When the first possible hint of snow was in the news – remember, we didn’t have The Weather Channel back then – we were nose-glued to the window. We didn’t have a lot to go on: there was a weather map in the paper with some squiggly lines, a few radio newscasts and a morning and evening TV news program. We didn’t have satellite images and fancy computer models. (Here in Florida, we had one local radio talk show host who said his station had Dope-ler Radar. Some dope would amble over and look out the window to see if anything was falling out of the sky.)
We kids were hoping that it would snow enough to close the schools. All night long, I’d creep into the living room and look up at the street light in front of the house to see if I could catch a hint of a snowflake. Unfortunately for us, it seemed like the snow always stopped somewhere around Perryville and school would be open.
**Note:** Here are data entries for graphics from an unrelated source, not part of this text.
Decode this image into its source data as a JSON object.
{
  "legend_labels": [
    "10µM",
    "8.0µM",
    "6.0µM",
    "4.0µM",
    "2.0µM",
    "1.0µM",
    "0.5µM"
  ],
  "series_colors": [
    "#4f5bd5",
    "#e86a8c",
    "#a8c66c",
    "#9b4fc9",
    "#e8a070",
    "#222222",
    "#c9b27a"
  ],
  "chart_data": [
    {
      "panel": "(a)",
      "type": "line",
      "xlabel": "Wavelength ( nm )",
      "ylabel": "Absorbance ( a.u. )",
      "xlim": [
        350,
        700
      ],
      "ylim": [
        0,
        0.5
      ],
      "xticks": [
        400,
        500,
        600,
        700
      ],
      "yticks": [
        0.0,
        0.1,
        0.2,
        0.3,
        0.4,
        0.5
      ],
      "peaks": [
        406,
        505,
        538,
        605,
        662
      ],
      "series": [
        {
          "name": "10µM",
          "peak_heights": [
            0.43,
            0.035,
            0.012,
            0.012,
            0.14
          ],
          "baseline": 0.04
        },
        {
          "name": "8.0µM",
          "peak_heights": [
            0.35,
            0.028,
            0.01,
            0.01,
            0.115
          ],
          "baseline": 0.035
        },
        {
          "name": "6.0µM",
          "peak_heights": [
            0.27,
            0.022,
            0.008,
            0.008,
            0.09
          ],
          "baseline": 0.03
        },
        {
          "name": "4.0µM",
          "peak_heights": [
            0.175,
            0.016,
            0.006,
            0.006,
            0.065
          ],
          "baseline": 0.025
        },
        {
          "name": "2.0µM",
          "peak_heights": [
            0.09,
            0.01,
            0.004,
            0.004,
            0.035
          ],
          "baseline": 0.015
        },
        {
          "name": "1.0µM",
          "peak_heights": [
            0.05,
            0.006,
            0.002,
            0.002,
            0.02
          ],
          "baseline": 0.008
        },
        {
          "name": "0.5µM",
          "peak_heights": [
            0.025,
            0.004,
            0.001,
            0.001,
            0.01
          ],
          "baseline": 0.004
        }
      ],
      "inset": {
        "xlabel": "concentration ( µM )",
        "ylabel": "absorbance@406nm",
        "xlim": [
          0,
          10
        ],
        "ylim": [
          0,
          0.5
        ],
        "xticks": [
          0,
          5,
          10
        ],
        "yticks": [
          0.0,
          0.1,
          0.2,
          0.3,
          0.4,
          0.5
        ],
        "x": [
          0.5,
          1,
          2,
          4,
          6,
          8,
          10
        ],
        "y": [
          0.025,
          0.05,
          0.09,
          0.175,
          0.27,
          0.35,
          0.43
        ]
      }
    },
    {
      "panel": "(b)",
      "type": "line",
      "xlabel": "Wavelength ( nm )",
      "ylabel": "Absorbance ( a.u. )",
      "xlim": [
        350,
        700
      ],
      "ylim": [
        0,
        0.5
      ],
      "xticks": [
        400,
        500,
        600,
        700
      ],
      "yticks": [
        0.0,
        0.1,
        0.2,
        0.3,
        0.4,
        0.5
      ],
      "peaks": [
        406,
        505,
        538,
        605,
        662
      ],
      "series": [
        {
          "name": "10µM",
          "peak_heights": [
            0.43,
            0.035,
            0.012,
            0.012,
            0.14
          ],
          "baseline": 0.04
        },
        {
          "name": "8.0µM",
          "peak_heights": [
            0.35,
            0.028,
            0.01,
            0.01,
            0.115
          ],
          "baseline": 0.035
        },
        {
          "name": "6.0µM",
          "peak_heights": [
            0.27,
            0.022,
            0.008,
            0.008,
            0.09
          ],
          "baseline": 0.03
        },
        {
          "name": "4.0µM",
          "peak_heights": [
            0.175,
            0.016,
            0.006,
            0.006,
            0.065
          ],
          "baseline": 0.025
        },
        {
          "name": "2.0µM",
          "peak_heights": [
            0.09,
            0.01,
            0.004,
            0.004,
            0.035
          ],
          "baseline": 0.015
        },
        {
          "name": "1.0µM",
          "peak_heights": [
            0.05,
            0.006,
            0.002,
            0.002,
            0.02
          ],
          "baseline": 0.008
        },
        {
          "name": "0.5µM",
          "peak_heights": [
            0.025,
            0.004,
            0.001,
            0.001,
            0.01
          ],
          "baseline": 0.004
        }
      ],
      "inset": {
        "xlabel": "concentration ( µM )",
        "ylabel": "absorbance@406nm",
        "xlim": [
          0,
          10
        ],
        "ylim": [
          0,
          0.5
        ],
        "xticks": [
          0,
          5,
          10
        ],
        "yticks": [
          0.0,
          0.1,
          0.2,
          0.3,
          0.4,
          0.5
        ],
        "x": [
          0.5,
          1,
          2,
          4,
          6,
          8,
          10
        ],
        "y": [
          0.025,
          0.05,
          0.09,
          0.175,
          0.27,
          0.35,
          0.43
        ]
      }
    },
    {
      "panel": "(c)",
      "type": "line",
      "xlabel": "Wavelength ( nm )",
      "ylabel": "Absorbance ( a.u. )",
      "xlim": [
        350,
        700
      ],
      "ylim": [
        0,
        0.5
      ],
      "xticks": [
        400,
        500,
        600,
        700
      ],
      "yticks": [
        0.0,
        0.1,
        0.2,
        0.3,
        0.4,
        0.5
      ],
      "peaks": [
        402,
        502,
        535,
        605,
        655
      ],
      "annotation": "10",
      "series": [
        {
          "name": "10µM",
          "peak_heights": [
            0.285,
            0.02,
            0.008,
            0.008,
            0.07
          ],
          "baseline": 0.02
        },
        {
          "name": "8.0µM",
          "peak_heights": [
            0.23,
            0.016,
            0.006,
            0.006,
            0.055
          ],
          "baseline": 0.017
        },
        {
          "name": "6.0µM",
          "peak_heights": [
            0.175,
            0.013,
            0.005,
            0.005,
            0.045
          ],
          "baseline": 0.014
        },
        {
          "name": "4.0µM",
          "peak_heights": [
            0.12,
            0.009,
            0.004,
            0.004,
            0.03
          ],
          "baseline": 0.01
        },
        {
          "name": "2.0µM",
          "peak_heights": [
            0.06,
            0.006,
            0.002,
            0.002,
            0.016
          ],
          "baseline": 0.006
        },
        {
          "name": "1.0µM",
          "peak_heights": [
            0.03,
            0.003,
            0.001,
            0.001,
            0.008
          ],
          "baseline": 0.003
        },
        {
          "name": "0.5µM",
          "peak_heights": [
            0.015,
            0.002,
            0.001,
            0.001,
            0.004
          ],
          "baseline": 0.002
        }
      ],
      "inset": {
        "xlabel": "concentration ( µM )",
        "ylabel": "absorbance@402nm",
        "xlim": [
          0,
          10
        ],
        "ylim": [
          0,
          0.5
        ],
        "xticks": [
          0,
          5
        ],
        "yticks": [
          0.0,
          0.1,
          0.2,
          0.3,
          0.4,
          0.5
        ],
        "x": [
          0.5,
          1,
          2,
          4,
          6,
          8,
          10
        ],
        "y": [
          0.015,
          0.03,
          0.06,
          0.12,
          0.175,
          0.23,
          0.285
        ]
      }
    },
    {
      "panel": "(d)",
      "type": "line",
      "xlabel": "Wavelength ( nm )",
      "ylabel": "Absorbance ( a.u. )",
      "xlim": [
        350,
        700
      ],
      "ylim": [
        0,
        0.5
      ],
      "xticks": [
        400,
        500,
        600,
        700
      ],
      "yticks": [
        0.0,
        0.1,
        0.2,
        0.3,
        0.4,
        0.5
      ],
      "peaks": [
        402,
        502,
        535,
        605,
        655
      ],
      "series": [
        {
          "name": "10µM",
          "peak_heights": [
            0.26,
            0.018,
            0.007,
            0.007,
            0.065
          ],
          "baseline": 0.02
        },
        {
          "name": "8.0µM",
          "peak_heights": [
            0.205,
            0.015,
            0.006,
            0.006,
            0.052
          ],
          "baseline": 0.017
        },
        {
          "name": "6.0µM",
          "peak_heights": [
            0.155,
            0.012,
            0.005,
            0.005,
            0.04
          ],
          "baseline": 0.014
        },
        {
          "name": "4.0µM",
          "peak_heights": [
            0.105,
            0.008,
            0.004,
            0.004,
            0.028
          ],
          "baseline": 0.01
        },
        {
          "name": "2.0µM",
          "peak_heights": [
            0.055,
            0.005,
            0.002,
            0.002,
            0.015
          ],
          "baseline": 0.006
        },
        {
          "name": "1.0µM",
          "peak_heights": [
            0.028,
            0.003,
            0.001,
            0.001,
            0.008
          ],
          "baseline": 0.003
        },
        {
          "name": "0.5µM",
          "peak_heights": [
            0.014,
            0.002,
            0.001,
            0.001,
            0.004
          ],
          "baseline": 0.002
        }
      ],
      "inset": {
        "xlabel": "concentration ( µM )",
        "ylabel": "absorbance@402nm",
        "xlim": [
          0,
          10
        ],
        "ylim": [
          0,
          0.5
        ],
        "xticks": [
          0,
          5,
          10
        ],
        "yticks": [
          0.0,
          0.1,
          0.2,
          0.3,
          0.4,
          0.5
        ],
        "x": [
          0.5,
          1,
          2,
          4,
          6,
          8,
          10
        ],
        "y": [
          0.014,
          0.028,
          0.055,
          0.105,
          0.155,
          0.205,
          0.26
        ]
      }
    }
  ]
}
If there was a dusting of white heavier than dandruff on a black suit, we’d whine, “What are they trying to do, get us killed on the road?”
No children were harmed
When you look at the video of the snowball fight that produced this still frame, you might wonder how any of the Steinhoff children reached majority, but I assure you that no children were harmed in the making of this movie. I’m pretty sure that Mother exacted some kind of revenge on Dad, though.
Hacking a path to the wood pile
We had a wood fireplace in the basement that heated the room where we spent most of our time. The chimney flue went up the middle of the house, so the basement fire caused the wall between the kitchen and the living room to get toasty warm, helping the furnace stay ahead of the cold. Unfortunately, the wood pile was 75 feet from the basement door. We had to clear a path before we could bring in the wood.
Home movie of snows
Here are several clips of snows that were filmed at our house on Kingsway Drive near Kurre Lane. You can tell by the snow depth that they weren’t all taken at the same time, but I don’t have an exact date except after 1960. These were taken with an 8mm Bell & Howell movie camera, dubbed onto VHS tape and then converted to a digital format with an ION Audio VCR 2 PC USB VHS Video to Computer Converter.
Those white lines in some of the clips were scratches on the film made forty-plus years ago.
It’s Christmas Eve. I suspect that most of you will have better things to do over the next few days, so we’re going to slack off. Have a Merry Christmas and a Happy New Year if we don’t see you before then.